Question

What is the time complexity of the provided code?

Answer 1

The provided code calculates the diameter of a binary tree using a recursive approach. Let's analyze the time complexity of the code:

class TreeNode:
    def __init__(self, value):
        self.value = value
        self.left = None
        self.right = None

def tree_diameter(root):
    if root is None:
        return 0

    # Recursively calculate heights of left and right subtrees
    height_left = calculate_height(root.left)
    height_right = calculate_height(root.right)

    # Calculate diameter using the recursive formula
    diameter = max(tree_diameter(root.left),
                   tree_diameter(root.right),
                   height_left + height_right + 1)

    return diameter

def calculate_height(node):
    if node is None:
        return 0
    return max(calculate_height(node.left), calculate_height(node.right)) + 1
 

Let N be the number of nodes in the binary tree.

1. Calculating Heights:

   • The calculate_height function is called for each node in the tree, and it traverses each node once.

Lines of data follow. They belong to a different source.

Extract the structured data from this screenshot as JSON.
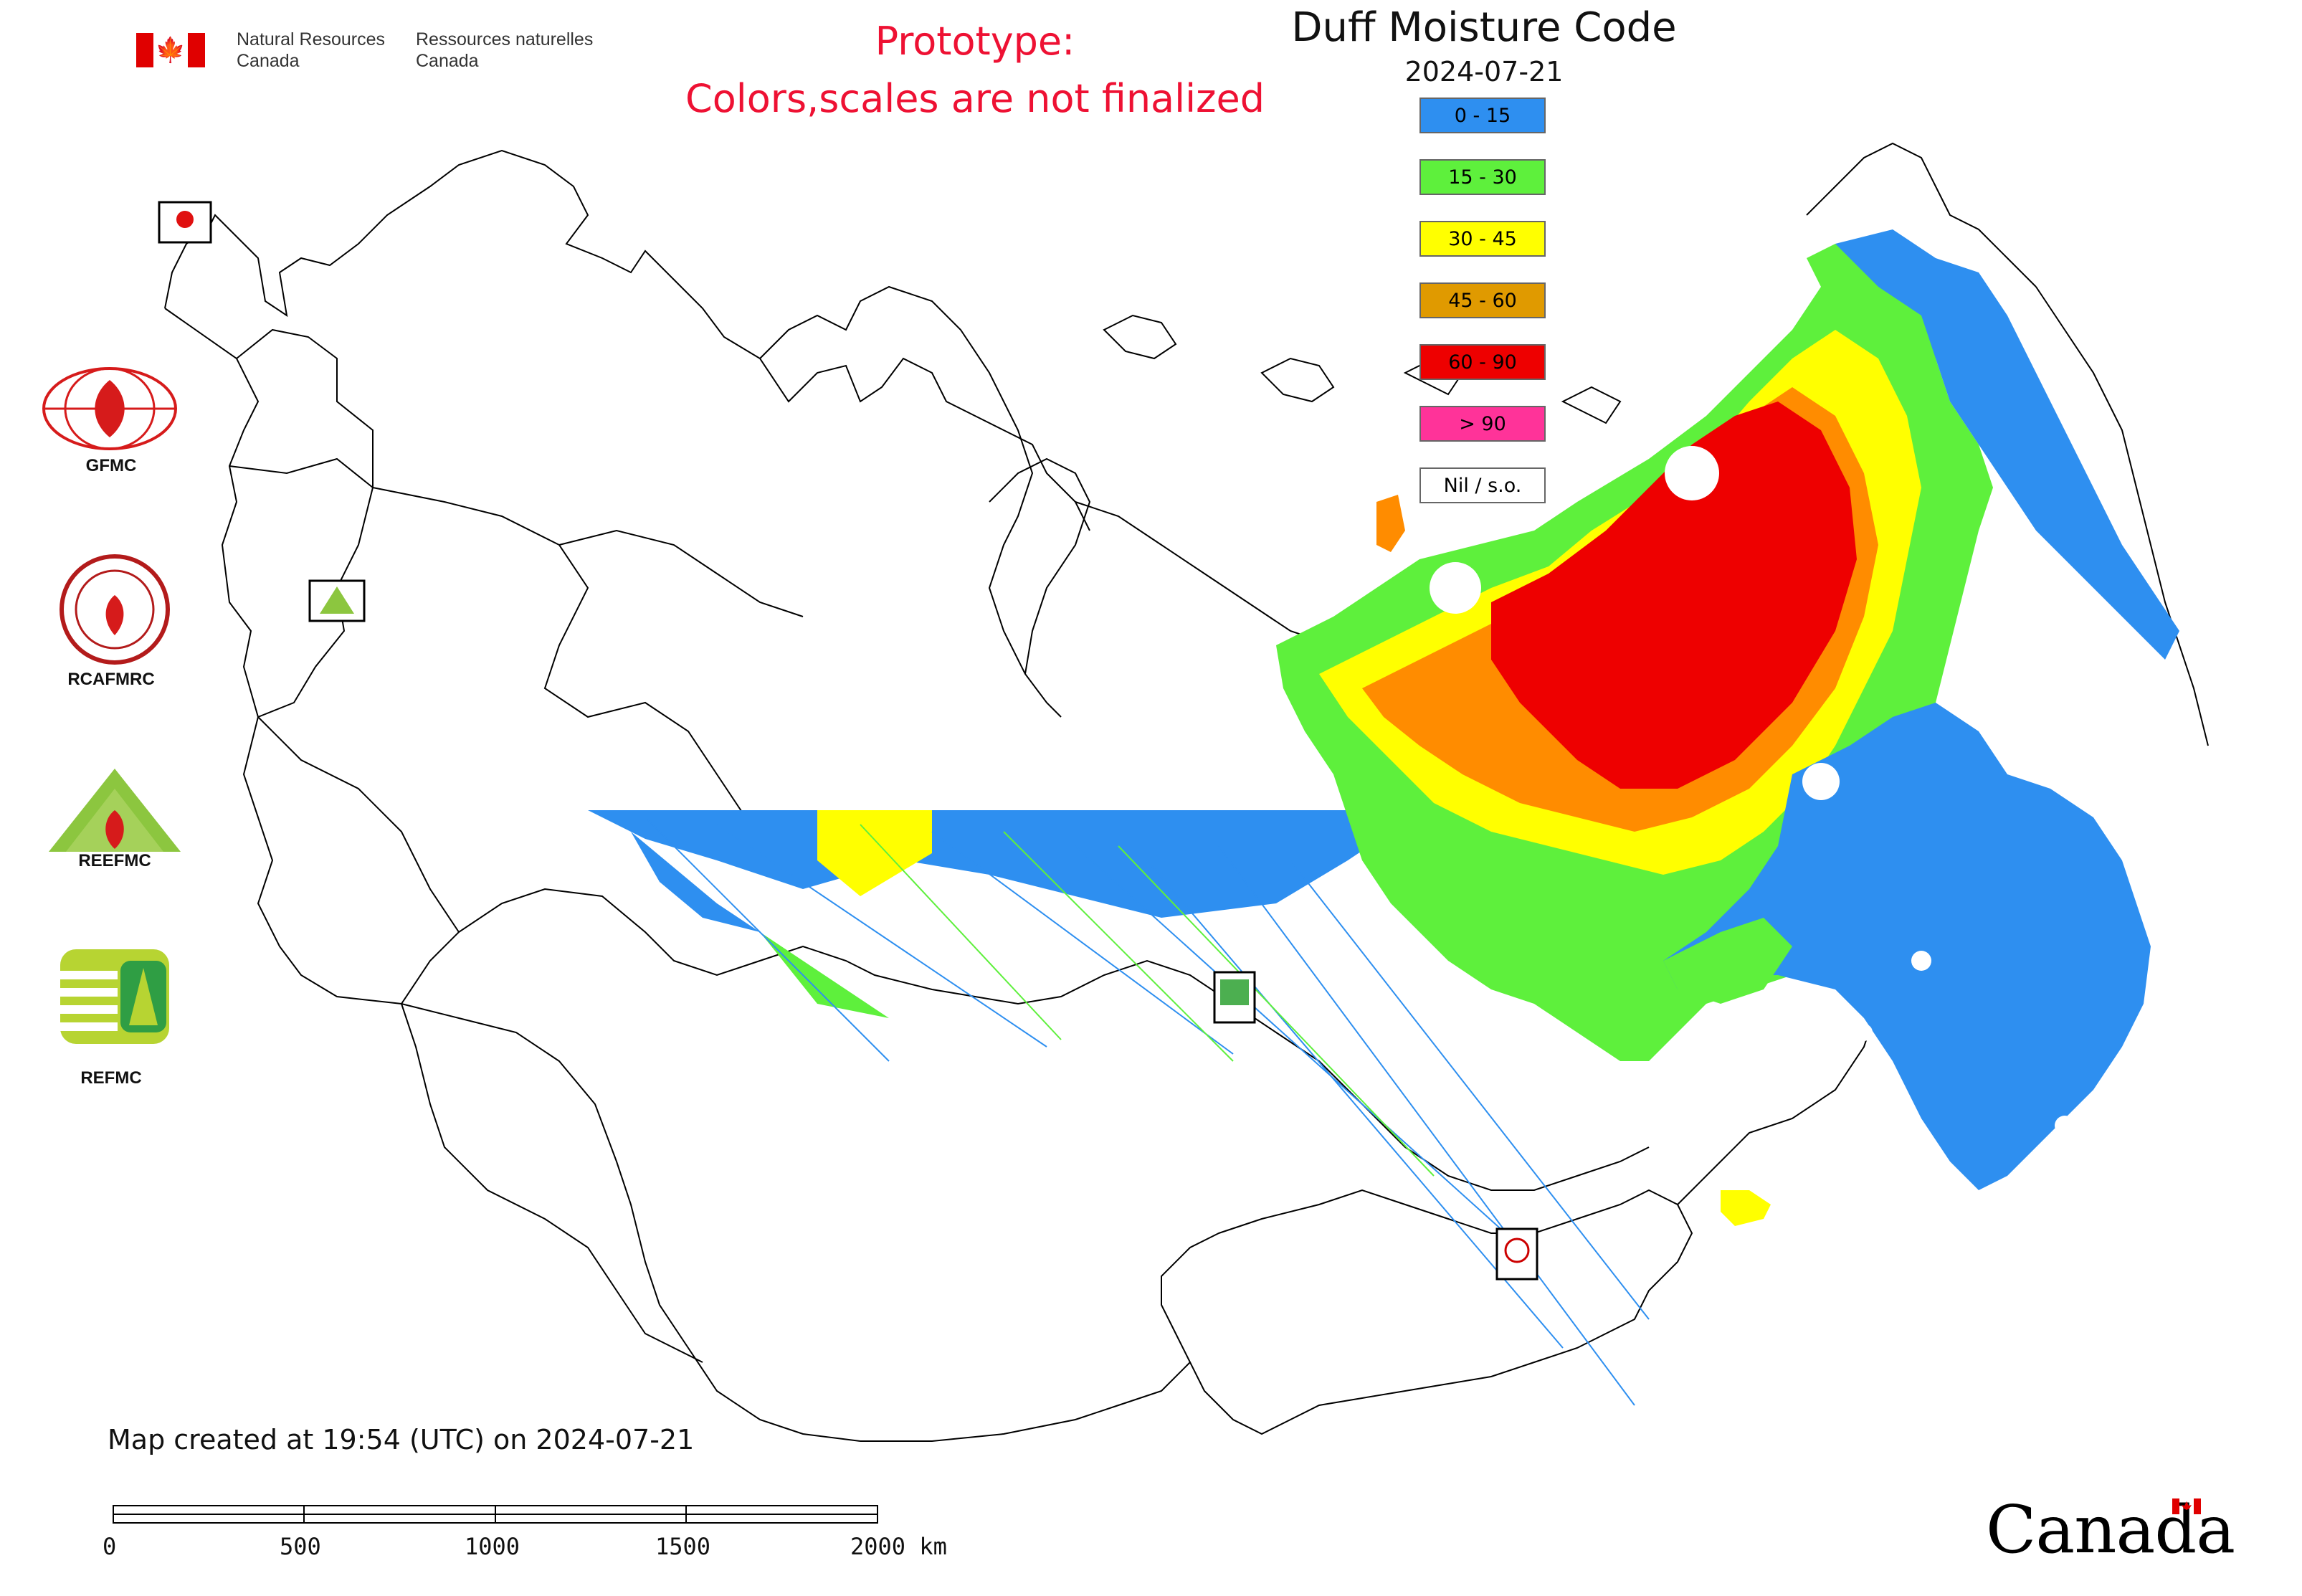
{
  "header": {
    "dept_en": "Natural Resources\nCanada",
    "dept_fr": "Ressources naturelles\nCanada"
  },
  "prototype_notice": [
    "Prototype:",
    "Colors,scales are not finalized"
  ],
  "map": {
    "title": "Duff Moisture Code",
    "date": "2024-07-21",
    "created_note": "Map created at 19:54 (UTC) on 2024-07-21"
  },
  "legend": [
    {
      "label": "0 - 15",
      "color": "#2e8ff0"
    },
    {
      "label": "15 - 30",
      "color": "#5ef03c"
    },
    {
      "label": "30 - 45",
      "color": "#ffff00"
    },
    {
      "label": "45 - 60",
      "color": "#e09a00"
    },
    {
      "label": "60 - 90",
      "color": "#ee0000"
    },
    {
      "label": "> 90",
      "color": "#ff3399"
    },
    {
      "label": "Nil / s.o.",
      "color": "#ffffff"
    }
  ],
  "organizations": {
    "gfmc": "GFMC",
    "rcafmrc": "RCAFMRC",
    "reefmc": "REEFMC",
    "refmc": "REFMC"
  },
  "scalebar": {
    "ticks": [
      "0",
      "500",
      "1000",
      "1500",
      "2000 km"
    ]
  },
  "footer": {
    "wordmark": "Canada"
  }
}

The time complexity of calculating the height of the tree is O(N).

2. Calculating Diameter:

   • The tree_diameter function recursively calculates the heights and the diameter. For each node, it calculates the heights and the diameter using constant-time operations. The function traverses each node once, and the total work done for each node is a constant multiple of the height calculation.
   • The recursive calls form a binary tree structure, and each node is processed once. Therefore, the time complexity of calculating the diameter is also O(N).

The overall time complexity of the provided code is O(N), where N is the number of nodes in the binary tree.